Airport, state and city officials are now focused on getting the airport reopened as soon as possible.

"It's going to take a while before the C concourse can be functional," airport director Rhonda Hamm-Niebruegge said. "A good portion of the roof is absolutely gone, every window is out of that as well as extensive damage to a number of the actual restaurants and stuff in the concourse."

She said one passenger jet was severely damaged and five or six others sustained lesser damage.

St. Louis Mayor Francis Slay said today that already crews have made dramatic progress cleaning things up at the airport.

"I was stunned by the condition that it was in, the damage that the airport sustained, particularly the C concourse," Slay said today, when he returned to the airport after touring it shortly after the storm hit. "I'm back here this morning and I'm stunned, the condition the airport is in, it looks a whole lot better than it did last night."

They hope to restore the airport to 70 percent operating capacity by Sunday, though they cautioned that to achieve that, they need to first restore electricity to the facility.

The tornado caused widespread damage and power outages in St. Louis County. As many as 47,000 customers were without power immediately after the storm. Some 36,000 customers remained without power today, and power company officials said many could remain in the dark until Monday.

"We're looking at the circuits and trying to find out exactly how long it's going to take us to restore everybody's power," Ameren Missouri spokesman Dave Wakeman said. "Right now we think people should plan for several days, through today, tomorrow and into Monday for outages."

There were 1,000 utility workers were out this morning assessing the damage, and Missouri Gov. Jay Nixon planned to tour the area in the afternoon.

According to preliminary reports, approximately 50 homes were badly damaged in Maryland Heights, a community near the airport, and there were more damaged homes and downed power lines littering other nearby communities. The National Weather Service reported damage consistent with winds gusting over 135 miles per hour during the brunt of the storm.

Most of the danger at the airport resulted from shattered glass, which was sent flying when approximately half of the windows in Terminal 1 blew in as the storm hit.

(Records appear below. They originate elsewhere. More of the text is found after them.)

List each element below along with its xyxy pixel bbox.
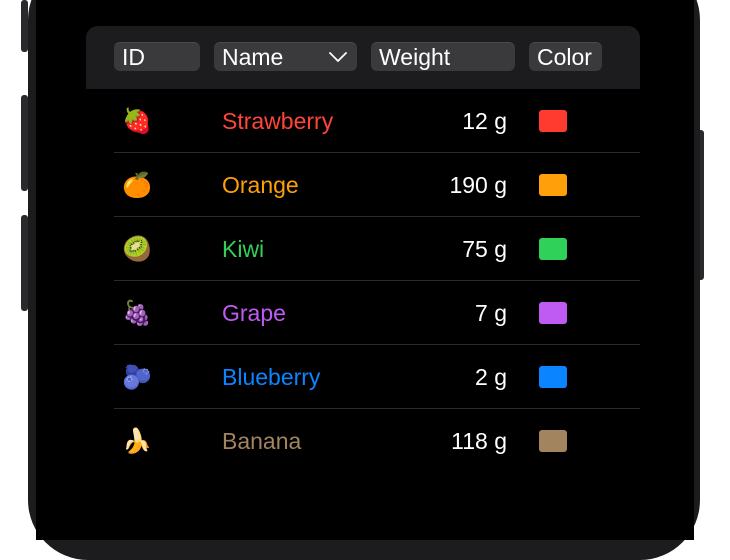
row-name: Grape <box>222 300 286 326</box>
grape-icon: 🍇 <box>122 299 152 327</box>
color-swatch <box>539 110 567 132</box>
table-row[interactable]: 🍊 Orange 190 g <box>114 153 640 217</box>
row-weight: 2 g <box>475 364 507 390</box>
column-header-color[interactable]: Color <box>529 42 602 71</box>
row-name: Orange <box>222 172 299 198</box>
row-weight: 12 g <box>462 108 507 134</box>
row-weight: 7 g <box>475 300 507 326</box>
strawberry-icon: 🍓 <box>122 107 152 135</box>
table-row[interactable]: 🍓 Strawberry 12 g <box>114 89 640 153</box>
column-header-name[interactable]: Name <box>214 42 357 71</box>
color-swatch <box>539 238 567 260</box>
table-header: ID Name Weight Color <box>86 26 640 89</box>
row-name: Strawberry <box>222 108 334 134</box>
kiwi-icon: 🥝 <box>122 235 152 263</box>
banana-icon: 🍌 <box>122 427 152 455</box>
orange-icon: 🍊 <box>122 171 152 199</box>
column-header-id[interactable]: ID <box>114 42 200 71</box>
fruit-table: ID Name Weight Color 🍓 Strawberry 12 g 🍊… <box>86 26 640 472</box>
chevron-down-icon <box>329 52 347 62</box>
row-name: Banana <box>222 428 302 454</box>
color-swatch <box>539 174 567 196</box>
table-body: 🍓 Strawberry 12 g 🍊 Orange 190 g 🥝 Kiwi … <box>86 89 640 472</box>
side-button-volume-down <box>21 215 28 311</box>
column-header-weight[interactable]: Weight <box>371 42 515 71</box>
table-row[interactable]: 🫐 Blueberry 2 g <box>114 345 640 409</box>
side-button-volume-up <box>21 95 28 191</box>
row-name: Blueberry <box>222 364 321 390</box>
color-swatch <box>539 430 567 452</box>
table-row[interactable]: 🍇 Grape 7 g <box>114 281 640 345</box>
row-weight: 190 g <box>449 172 507 198</box>
color-swatch <box>539 302 567 324</box>
row-weight: 118 g <box>451 428 507 454</box>
row-name: Kiwi <box>222 236 265 262</box>
table-row[interactable]: 🍌 Banana 118 g <box>114 409 640 472</box>
table-row[interactable]: 🥝 Kiwi 75 g <box>114 217 640 281</box>
row-weight: 75 g <box>462 236 507 262</box>
blueberry-icon: 🫐 <box>122 363 152 391</box>
side-button-silent <box>21 0 28 52</box>
color-swatch <box>539 366 567 388</box>
column-header-name-label: Name <box>222 44 284 70</box>
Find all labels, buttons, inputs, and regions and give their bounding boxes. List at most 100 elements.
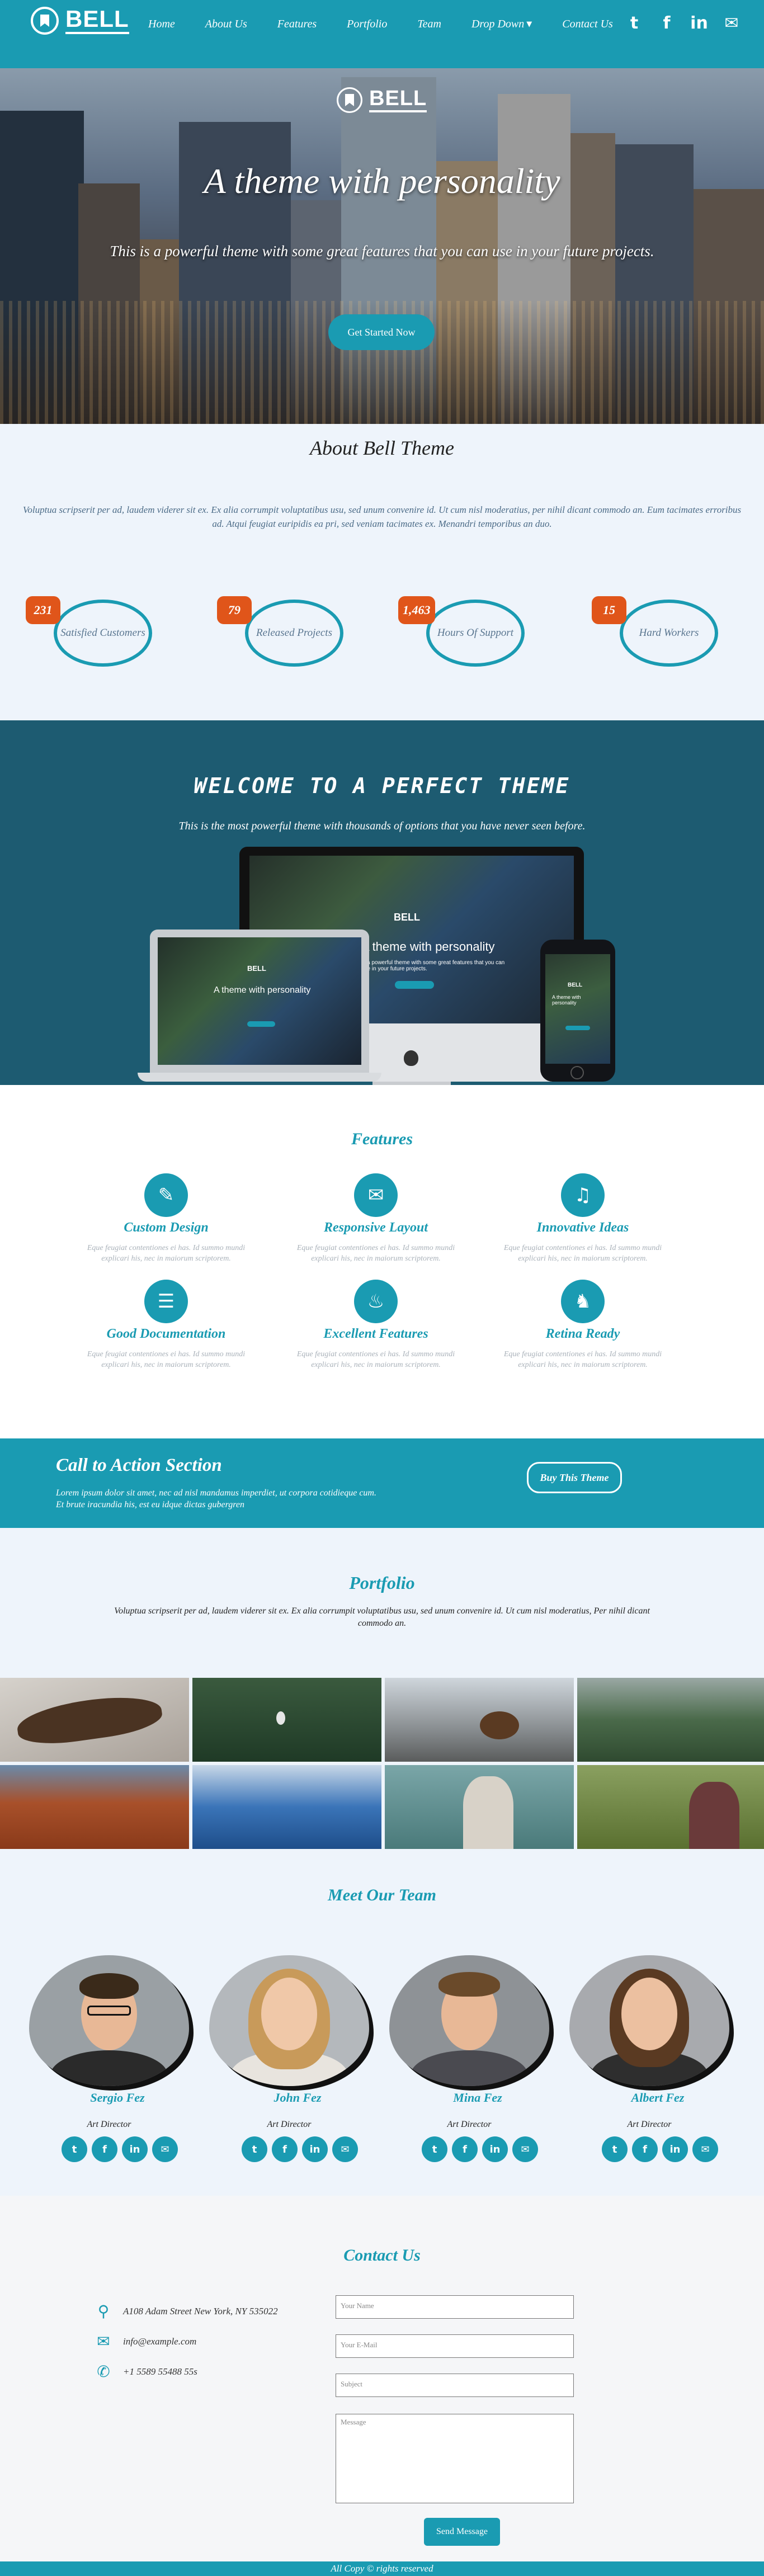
feature-title: Custom Design xyxy=(124,1220,209,1235)
contact-email-text[interactable]: info@example.com xyxy=(123,2336,196,2347)
facebook-icon[interactable]: f xyxy=(452,2136,478,2162)
about-text: Voluptua scripserit per ad, laudem vider… xyxy=(22,504,742,529)
member-social: t f in ✉ xyxy=(242,2136,358,2162)
email-field[interactable]: Your E-Mail xyxy=(336,2334,574,2358)
facebook-icon[interactable]: f xyxy=(272,2136,298,2162)
portfolio-item-girl[interactable] xyxy=(385,1765,574,1849)
portfolio-item-forest[interactable] xyxy=(192,1678,381,1762)
contact-address-text: A108 Adam Street New York, NY 535022 xyxy=(123,2305,278,2316)
feature-innovative-ideas: ♫ Innovative Ideas Eque feugiat contenti… xyxy=(502,1173,664,1265)
nav-link-home[interactable]: Home xyxy=(148,18,175,31)
linkedin-icon[interactable]: in xyxy=(662,2136,688,2162)
name-field[interactable]: Your Name xyxy=(336,2295,574,2319)
twitter-icon[interactable]: t xyxy=(62,2136,87,2162)
feature-custom-design: ✎ Custom Design Eque feugiat contentione… xyxy=(85,1173,247,1265)
nav-menu: Home About Us Features Portfolio Team Dr… xyxy=(148,18,643,31)
linkedin-icon[interactable]: in xyxy=(302,2136,328,2162)
twitter-icon[interactable]: t xyxy=(422,2136,447,2162)
welcome-section: WELCOME TO A PERFECT THEME This is the m… xyxy=(0,720,764,1085)
portfolio-item-bear[interactable] xyxy=(385,1678,574,1762)
portfolio-item-canyon[interactable] xyxy=(0,1765,189,1849)
about-title: About Bell Theme xyxy=(310,437,454,459)
navbar: BELL Home About Us Features Portfolio Te… xyxy=(0,0,764,68)
stat-support: Hours Of Support 1,463 xyxy=(398,596,532,669)
screen-title: A theme with personality xyxy=(214,985,311,995)
screen-brand: BELL xyxy=(568,982,583,988)
nav-link-features[interactable]: Features xyxy=(277,18,317,31)
features-title: Features xyxy=(351,1130,413,1148)
member-name: Mina Fez xyxy=(453,2091,502,2105)
contact-phone-text: +1 5589 55488 55s xyxy=(123,2366,197,2377)
features-section: Features ✎ Custom Design Eque feugiat co… xyxy=(0,1085,764,1438)
feature-responsive-layout: ✉ Responsive Layout Eque feugiat content… xyxy=(295,1173,457,1265)
buy-theme-button[interactable]: Buy This Theme xyxy=(527,1462,622,1493)
feature-title: Responsive Layout xyxy=(324,1220,428,1235)
mail-icon[interactable]: ✉ xyxy=(152,2136,178,2162)
facebook-icon[interactable]: f xyxy=(657,13,677,33)
feature-text: Eque feugiat contentiones ei has. Id sum… xyxy=(503,1350,662,1369)
portfolio-text: Voluptua scripserit per ad, laudem vider… xyxy=(114,1606,650,1629)
cutlery-icon: ♨ xyxy=(354,1280,398,1323)
screen-brand: BELL xyxy=(247,964,266,973)
stat-projects: Released Projects 79 xyxy=(217,596,351,669)
screen-subtitle: is a powerful theme with some great feat… xyxy=(361,960,505,972)
mail-icon[interactable]: ✉ xyxy=(721,13,742,33)
feature-text: Eque feugiat contentiones ei has. Id sum… xyxy=(87,1244,246,1263)
glasses-icon xyxy=(87,2006,131,2016)
screen-brand: BELL xyxy=(394,912,420,923)
nav-link-contact[interactable]: Contact Us xyxy=(562,18,613,31)
hero-brand-name: BELL xyxy=(369,88,427,112)
facebook-icon[interactable]: f xyxy=(92,2136,117,2162)
mail-icon[interactable]: ✉ xyxy=(512,2136,538,2162)
twitter-icon[interactable]: t xyxy=(624,13,644,33)
member-name: Albert Fez xyxy=(631,2091,685,2105)
contact-section: Contact Us ⚲ A108 Adam Street New York, … xyxy=(0,2196,764,2561)
nav-link-team[interactable]: Team xyxy=(417,18,441,31)
screen-button xyxy=(395,981,434,989)
cta-title: Call to Action Section xyxy=(56,1455,222,1475)
nav-social: t f in ✉ xyxy=(624,13,742,33)
paint-brush-icon: ✎ xyxy=(144,1173,188,1217)
get-started-button[interactable]: Get Started Now xyxy=(328,314,435,350)
send-message-button[interactable]: Send Message xyxy=(424,2518,500,2546)
laptop-screen: BELL A theme with personality xyxy=(158,937,361,1065)
linkedin-icon[interactable]: in xyxy=(689,13,709,33)
portfolio-item-fjord[interactable] xyxy=(192,1765,381,1849)
portfolio-item-hills[interactable] xyxy=(577,1678,764,1762)
message-field[interactable]: Message xyxy=(336,2414,574,2503)
chevron-down-icon: ▼ xyxy=(526,20,532,29)
hero-section: BELL A theme with personality This is a … xyxy=(0,68,764,424)
subject-field[interactable]: Subject xyxy=(336,2374,574,2397)
nav-link-about[interactable]: About Us xyxy=(205,18,247,31)
nav-link-dropdown[interactable]: Drop Down ▼ xyxy=(471,18,532,31)
linkedin-icon[interactable]: in xyxy=(482,2136,508,2162)
contact-title: Contact Us xyxy=(343,2246,421,2264)
footer: All Copy © rights reserved xyxy=(0,2561,764,2576)
contact-phone: ✆ +1 5589 55488 55s xyxy=(95,2362,197,2381)
phone-icon: ✆ xyxy=(97,2362,110,2381)
mail-icon[interactable]: ✉ xyxy=(692,2136,718,2162)
stat-label: Hard Workers xyxy=(620,600,718,667)
portfolio-item-eagle[interactable] xyxy=(0,1678,189,1762)
mail-icon[interactable]: ✉ xyxy=(332,2136,358,2162)
nav-dropdown-label: Drop Down xyxy=(471,18,525,30)
brand-logo-link[interactable]: BELL xyxy=(31,7,129,35)
feature-title: Innovative Ideas xyxy=(536,1220,629,1235)
nav-link-portfolio[interactable]: Portfolio xyxy=(347,18,387,31)
screen-button xyxy=(565,1026,590,1030)
bookmark-icon xyxy=(337,87,362,113)
twitter-icon[interactable]: t xyxy=(242,2136,267,2162)
laptop-mockup: BELL A theme with personality xyxy=(150,930,369,1073)
stat-number: 15 xyxy=(592,596,626,624)
portfolio-section: Portfolio Voluptua scripserit per ad, la… xyxy=(0,1528,764,1849)
member-photo xyxy=(29,1955,189,2086)
portfolio-item-camera[interactable] xyxy=(577,1765,764,1849)
twitter-icon[interactable]: t xyxy=(602,2136,628,2162)
facebook-icon[interactable]: f xyxy=(632,2136,658,2162)
member-name: John Fez xyxy=(273,2091,322,2105)
phone-screen: BELL A theme with personality xyxy=(545,954,610,1064)
linkedin-icon[interactable]: in xyxy=(122,2136,148,2162)
member-role: Art Director xyxy=(87,2120,131,2129)
feature-text: Eque feugiat contentiones ei has. Id sum… xyxy=(503,1244,662,1263)
member-role: Art Director xyxy=(267,2120,312,2129)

One passenger at the airport, Dianna Merrill, described the scene to the Associated Press.

"Glass was blowing everywhere. The ceiling was falling. The glass was hitting us in the face. Hail and rain were coming in. The wind was blowing debris all over the place," she said. "It was like being in a horror movie. Grown men were crying. It was horrible."

Despite the damage, officials said they were relieved that only five people injured at the airport needed to be transported to the emergency room, and all of them were treated and released.

"We're fortunate we didn't have large [numbers] of injuries," Hamm-Niebruegge said. "When you look at the devastation around, it really is a miracle there were no fatalities."

According to the National Weather Service, the storm was one about two dozen tornadoes that hit across five Midwest states Friday, and it is likely that there are more to come, especially in Oklahoma and Arkansas.

"We do anticipate a lot of heavy rain across the Ohio Valley, so we do anticipate a lot of river flooding," NWS lead forecaster Bob Oravec said. "There will be potential for additional severe weather over the next several days."